Ich finde Twitter die coolste Plattform! Dass ich persönlich schon dabei war und es total liebte, machte ganz viel aus. Das ist viel einfacher, als wenn man als Unbekannte direkt mit einem Firmenaccount auf eine Plattform aufspringt. Viele Leute kannten mich schon. Sie verfolgten Würzmeister von Anfang an und unterstützten uns. In den ersten Monaten kamen die Bestellungen vor allem von Leuten, deren Namen wir kannten.

„On- und Offline-Präsenz sind ein Ganzes“

Tania und Yves Woodhatch mit zwei Helferinnen an einer Messe (Alle Bilder: Würzmeister)

Was hat sich seither verändert?

Ich habe Mitte 2016 meinen Job aufgegeben und arbeite jetzt voll für Würzmeister. Das bedeutet zwar, dass ich mehr Kapazität habe, aber auch mehr Druck. Der grösste Unterschied sind aber für uns die Messen. 12 bis 14 Mal im Jahr sind wir mit einem Stand an regionalen Gewerbeausstellungen und Gourmet-Publikumsmessen präsent.
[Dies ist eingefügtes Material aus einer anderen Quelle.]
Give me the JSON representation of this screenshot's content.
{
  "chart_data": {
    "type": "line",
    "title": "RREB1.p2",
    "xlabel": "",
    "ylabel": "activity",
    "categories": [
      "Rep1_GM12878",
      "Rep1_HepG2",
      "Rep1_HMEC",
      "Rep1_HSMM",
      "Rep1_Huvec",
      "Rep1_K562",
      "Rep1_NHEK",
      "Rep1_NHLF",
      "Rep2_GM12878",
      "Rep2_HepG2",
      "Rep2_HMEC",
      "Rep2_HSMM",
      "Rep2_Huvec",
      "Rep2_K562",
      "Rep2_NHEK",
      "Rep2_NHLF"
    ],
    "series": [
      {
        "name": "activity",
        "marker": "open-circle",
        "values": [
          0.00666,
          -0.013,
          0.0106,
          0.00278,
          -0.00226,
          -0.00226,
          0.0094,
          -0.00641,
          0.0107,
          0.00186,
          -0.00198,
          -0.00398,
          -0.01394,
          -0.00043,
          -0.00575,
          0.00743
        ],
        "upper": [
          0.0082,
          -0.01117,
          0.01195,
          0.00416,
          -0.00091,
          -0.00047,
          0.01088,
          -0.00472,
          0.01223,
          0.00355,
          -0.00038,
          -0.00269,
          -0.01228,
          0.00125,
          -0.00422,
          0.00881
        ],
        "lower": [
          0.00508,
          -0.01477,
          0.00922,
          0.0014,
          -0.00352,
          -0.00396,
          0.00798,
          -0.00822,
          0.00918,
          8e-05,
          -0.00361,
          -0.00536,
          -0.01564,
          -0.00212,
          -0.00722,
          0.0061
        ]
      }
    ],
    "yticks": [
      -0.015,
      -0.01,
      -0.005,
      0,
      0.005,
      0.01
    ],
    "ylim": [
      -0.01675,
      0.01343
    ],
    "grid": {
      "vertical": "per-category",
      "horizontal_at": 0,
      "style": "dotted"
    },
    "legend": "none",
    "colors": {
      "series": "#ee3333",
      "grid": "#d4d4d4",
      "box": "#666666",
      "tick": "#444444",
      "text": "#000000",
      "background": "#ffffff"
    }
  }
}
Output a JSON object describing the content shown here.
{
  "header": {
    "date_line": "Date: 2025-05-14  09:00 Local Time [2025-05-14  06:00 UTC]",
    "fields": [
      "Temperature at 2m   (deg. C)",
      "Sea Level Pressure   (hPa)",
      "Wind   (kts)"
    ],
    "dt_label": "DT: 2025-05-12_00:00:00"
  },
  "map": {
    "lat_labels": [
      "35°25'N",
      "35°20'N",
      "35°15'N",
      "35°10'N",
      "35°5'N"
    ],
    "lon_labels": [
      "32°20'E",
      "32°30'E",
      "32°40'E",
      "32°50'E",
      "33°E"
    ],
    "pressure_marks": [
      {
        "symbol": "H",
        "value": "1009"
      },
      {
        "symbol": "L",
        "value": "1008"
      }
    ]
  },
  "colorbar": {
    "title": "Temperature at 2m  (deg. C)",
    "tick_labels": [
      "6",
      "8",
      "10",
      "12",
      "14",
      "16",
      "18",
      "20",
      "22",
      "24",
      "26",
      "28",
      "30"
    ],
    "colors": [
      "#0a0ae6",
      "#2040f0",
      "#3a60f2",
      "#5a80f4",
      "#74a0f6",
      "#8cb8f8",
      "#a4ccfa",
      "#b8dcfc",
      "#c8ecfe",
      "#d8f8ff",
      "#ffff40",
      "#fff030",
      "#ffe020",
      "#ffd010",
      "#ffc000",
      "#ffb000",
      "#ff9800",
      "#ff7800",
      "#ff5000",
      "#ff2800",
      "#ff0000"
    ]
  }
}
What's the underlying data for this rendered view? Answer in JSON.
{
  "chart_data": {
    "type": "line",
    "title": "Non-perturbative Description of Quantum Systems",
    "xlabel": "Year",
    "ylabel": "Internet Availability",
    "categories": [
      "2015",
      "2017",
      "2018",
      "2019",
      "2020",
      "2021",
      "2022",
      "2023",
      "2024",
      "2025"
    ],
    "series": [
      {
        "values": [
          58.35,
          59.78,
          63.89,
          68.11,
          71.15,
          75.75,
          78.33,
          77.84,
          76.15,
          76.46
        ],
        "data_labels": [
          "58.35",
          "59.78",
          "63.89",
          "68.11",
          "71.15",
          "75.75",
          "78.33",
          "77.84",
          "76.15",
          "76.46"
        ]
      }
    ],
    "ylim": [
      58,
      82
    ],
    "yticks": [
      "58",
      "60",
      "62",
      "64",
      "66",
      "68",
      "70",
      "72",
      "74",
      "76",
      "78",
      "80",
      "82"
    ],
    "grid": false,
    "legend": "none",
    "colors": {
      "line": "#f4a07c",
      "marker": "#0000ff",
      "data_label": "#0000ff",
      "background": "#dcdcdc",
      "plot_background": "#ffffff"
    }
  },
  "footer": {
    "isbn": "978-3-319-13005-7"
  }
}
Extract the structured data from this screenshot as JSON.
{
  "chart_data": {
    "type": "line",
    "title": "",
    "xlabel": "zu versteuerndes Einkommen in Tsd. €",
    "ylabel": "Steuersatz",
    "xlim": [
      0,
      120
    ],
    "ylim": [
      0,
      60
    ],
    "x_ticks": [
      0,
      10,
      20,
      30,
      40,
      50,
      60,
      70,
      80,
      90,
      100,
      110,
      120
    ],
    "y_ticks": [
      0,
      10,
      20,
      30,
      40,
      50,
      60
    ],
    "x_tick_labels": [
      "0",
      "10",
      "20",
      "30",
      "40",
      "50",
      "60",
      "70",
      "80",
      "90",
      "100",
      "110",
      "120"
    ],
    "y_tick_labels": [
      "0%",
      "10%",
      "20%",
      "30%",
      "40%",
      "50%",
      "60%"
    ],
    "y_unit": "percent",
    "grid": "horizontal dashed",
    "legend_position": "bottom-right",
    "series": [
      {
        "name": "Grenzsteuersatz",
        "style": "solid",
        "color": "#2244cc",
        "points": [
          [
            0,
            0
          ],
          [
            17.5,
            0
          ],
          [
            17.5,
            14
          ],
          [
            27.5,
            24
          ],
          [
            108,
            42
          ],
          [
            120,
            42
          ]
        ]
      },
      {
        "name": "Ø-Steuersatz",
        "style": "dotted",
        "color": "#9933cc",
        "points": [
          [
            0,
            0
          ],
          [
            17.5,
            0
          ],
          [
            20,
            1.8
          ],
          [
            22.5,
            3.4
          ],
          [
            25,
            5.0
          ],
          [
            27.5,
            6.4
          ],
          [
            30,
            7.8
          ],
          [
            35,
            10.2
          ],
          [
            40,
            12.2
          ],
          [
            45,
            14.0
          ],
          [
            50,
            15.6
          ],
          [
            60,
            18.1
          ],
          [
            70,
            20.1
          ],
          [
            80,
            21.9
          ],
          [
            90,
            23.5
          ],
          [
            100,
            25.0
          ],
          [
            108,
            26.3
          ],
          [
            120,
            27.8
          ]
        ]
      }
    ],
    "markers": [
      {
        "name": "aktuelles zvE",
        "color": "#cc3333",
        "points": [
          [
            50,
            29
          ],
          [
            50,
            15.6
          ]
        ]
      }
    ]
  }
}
Die Leute schätzen den persönlichen Kontakt sehr! An den Messen werden wir auch oft auf unsere Angebote für Firmenkunden angesprochen. Diese sind eine Erfolgsgeschichte für sich: Wir bieten individualisierbare Geschenkboxen an, und diese generieren mittlerweile rund die Hälfte unseres Umsatzes.

Sind Social Media durch die Messe-Einsätze weniger wichtig geworden?

Nein: Ich sehe On- und Offline-Präsenz als ein Ganzes. Es braucht mehrere Kontaktpunkte. Nicht jeder ist auf Twitter, aber viele sind auf Facebook. Sie sehen uns persönlich auf einer Messe, stolpern dann über einen Facebook-Post von uns und wir kommen ihnen bekannt vor. Heute werden unsere Produkte auch in ungefähr 25 Läden verkauft – noch ein Kontaktpunkt.

«Interagieren, statt nur posten»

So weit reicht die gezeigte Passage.